Recht und Politik sind zwei Sachen, doch sie bedingen sich. So wie Bremen seine Ansprüche an den Bundesgesetzgeber in der Ära Kohl nicht politisch, sondern nur rechtlich durchsetzen konnte, so mußte es auch bei der Umsetzung der Haushaltsnotlagen-Entscheidung des Bundesverfassungsgerichts von 1992 beide Saiten des Instruments bremischer Interessenvertretung spielen: Die „Waigel-Thesen“ zur Neuordnung des bundesstaatlichen Finanzausgleichs im vereinigten Deutschland mußten 1992 politisch abgewehrt werden, und das Sanierungsprogramm mußte in eine Rechtsform gegossen werden: § 11 Abs. 6 des Finanzausgleichsgesetzes (FAG) ist Bremer Handschrift, das ganze Gesetz von 1993 auch weitgehend.

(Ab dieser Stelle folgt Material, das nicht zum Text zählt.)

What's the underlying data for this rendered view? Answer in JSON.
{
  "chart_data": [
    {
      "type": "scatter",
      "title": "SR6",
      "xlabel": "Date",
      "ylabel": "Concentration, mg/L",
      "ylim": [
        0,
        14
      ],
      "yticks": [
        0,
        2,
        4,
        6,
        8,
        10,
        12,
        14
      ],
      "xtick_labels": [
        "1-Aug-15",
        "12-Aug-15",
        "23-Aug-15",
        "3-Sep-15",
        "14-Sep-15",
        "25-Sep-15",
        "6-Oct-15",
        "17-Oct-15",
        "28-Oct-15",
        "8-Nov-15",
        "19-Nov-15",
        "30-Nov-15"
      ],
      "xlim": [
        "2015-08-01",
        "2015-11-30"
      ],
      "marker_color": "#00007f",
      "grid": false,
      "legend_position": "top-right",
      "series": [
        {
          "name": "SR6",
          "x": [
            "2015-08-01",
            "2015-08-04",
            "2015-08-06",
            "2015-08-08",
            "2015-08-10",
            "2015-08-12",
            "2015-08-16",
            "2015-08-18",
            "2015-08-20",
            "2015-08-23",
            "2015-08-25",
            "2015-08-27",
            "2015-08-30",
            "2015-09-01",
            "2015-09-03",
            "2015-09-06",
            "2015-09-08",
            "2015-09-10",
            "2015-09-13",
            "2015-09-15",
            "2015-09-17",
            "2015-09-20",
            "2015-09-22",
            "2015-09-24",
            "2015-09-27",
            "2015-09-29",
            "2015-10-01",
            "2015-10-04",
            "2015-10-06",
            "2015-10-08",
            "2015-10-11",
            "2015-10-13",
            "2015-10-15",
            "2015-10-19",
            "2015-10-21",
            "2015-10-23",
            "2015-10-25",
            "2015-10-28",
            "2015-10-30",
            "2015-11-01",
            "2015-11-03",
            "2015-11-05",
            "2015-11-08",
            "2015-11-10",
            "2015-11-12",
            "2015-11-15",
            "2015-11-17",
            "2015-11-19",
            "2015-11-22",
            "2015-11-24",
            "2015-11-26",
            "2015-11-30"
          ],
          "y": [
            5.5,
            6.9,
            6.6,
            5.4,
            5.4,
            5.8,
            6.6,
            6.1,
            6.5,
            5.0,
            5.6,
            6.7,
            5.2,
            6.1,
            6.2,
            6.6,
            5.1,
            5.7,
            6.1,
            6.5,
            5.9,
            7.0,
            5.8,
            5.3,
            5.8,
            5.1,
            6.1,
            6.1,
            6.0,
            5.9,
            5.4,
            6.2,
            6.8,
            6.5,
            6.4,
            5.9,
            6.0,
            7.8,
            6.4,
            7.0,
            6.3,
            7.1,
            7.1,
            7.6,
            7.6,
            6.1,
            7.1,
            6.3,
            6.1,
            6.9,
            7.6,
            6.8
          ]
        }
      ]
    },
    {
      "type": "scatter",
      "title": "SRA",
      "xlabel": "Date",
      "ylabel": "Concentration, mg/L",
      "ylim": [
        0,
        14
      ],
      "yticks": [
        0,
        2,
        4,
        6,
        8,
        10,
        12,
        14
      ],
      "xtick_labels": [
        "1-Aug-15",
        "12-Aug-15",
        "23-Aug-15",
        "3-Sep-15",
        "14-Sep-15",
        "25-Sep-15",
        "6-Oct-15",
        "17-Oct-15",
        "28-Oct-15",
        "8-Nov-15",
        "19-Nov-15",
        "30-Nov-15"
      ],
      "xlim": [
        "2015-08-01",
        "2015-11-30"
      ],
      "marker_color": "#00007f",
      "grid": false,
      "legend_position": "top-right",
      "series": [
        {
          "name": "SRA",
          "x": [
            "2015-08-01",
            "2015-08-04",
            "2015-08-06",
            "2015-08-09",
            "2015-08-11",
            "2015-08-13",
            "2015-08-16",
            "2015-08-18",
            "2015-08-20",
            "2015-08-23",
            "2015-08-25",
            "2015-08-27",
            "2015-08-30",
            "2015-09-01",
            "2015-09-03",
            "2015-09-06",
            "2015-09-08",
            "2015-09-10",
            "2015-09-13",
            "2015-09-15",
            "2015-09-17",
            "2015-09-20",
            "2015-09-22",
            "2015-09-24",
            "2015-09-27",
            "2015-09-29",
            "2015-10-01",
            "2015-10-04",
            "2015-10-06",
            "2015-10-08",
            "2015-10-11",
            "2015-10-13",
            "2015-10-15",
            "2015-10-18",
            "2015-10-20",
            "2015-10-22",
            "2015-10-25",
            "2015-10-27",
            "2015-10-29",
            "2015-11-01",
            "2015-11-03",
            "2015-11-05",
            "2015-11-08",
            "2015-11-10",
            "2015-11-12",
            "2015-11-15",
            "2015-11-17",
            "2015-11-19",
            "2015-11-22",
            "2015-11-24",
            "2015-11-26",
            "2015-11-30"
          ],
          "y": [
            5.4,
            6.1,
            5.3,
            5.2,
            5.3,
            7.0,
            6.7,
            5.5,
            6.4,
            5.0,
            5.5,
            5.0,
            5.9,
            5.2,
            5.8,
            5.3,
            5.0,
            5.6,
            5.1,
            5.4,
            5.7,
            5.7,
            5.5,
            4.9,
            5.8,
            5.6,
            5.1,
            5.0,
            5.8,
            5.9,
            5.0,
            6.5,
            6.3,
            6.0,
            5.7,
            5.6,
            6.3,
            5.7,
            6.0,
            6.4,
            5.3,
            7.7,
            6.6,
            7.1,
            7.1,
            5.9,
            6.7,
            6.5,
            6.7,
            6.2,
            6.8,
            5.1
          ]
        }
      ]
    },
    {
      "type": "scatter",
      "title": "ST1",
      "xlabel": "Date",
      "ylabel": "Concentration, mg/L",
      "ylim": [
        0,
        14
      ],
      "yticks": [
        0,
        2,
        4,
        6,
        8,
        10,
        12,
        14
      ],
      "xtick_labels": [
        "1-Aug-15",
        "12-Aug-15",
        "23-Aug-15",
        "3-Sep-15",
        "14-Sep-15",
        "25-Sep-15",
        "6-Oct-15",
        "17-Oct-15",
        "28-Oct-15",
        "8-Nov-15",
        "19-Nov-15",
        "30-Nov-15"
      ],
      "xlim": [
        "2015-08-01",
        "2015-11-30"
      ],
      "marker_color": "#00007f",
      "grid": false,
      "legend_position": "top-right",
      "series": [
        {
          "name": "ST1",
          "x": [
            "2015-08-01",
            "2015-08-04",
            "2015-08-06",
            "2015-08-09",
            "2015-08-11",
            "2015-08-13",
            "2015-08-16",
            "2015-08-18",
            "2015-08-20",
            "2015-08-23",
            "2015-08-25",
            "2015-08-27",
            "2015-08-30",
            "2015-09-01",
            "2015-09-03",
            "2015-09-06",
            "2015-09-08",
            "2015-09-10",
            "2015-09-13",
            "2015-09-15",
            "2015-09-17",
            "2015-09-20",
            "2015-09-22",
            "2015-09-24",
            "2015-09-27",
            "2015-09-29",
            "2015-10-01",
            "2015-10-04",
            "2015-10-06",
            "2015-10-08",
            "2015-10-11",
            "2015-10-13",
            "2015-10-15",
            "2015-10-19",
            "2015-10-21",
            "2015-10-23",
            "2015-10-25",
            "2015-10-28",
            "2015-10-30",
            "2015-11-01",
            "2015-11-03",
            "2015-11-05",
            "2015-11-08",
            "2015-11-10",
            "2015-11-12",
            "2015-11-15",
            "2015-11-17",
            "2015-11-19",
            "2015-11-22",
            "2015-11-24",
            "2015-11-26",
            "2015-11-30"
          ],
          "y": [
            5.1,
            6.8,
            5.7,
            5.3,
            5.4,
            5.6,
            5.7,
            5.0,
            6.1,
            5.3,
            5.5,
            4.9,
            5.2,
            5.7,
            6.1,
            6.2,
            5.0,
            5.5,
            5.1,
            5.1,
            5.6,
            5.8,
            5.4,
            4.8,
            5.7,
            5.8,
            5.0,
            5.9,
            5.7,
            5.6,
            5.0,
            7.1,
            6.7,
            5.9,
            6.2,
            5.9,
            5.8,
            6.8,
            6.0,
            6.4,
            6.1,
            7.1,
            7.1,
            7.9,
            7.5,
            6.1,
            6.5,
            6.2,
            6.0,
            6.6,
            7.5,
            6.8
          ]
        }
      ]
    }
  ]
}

Was ist seit der Vorlage des Abschlußberichtes der Bund-Länder-Arbeitsgruppe zum Stand der Sanierung geschehen – seit klar ist, daß Bremen und das Saarland eine Anschluß-Regelung brauchen? Seit Monaten ist aus dem Haus des Reichs, Sitz des Bremer Finanzsenators, die Rede von „politischen Gesprächen“ zu hören. Sie hat es sicherlich gegeben, sonst wäre nicht am 8. Juli 1998, 15.35 Uhr, bei Senator Perschau ein Fax von Minister Waigel eingetroffen, damit die angekündigte Pressekonferenz noch nachgeholt werden konnte – und sonst hätte der Senator nicht dem Bundeskanzler einen artigen Dankesbrief geschrieben.Doch was hat nicht stattgefunden ?!

1. Der Bedarf Bremens für die Abschlußregelung ist nach der Steuerschätzung 1997 nicht aktualisiert worden. Beträgt er noch 6,7 Mrd. Mark (bei einer Verteilung auf fünf Jahre) oder 6 Mrd. Mark (bei einer Einmal-Zahlung) ?

2. Die Finanzierung dieses Betrages – und des entsprechenden Betrages für das Saarland (nach bisheriger Rechnung insgesamt 10,7 Mrd. Mark) – ist völlig offen. Dies hat das bundesweite Nachspiel zu dem Waigel-Brief gezeigt.

3..Wenn, wie oft betont, die „Handlungspflicht“ beim Bund liegt und „Handlungssubjekt“ die Bundesregierung ist: warum liegt kein Gesetzentwurf zur Fortschreibung des § 11 Abs. 6 FAG vor, ohne den nichts im Entwurf des Bundeshaushalts 1999 hätte stehen können – und wird stehen können ?!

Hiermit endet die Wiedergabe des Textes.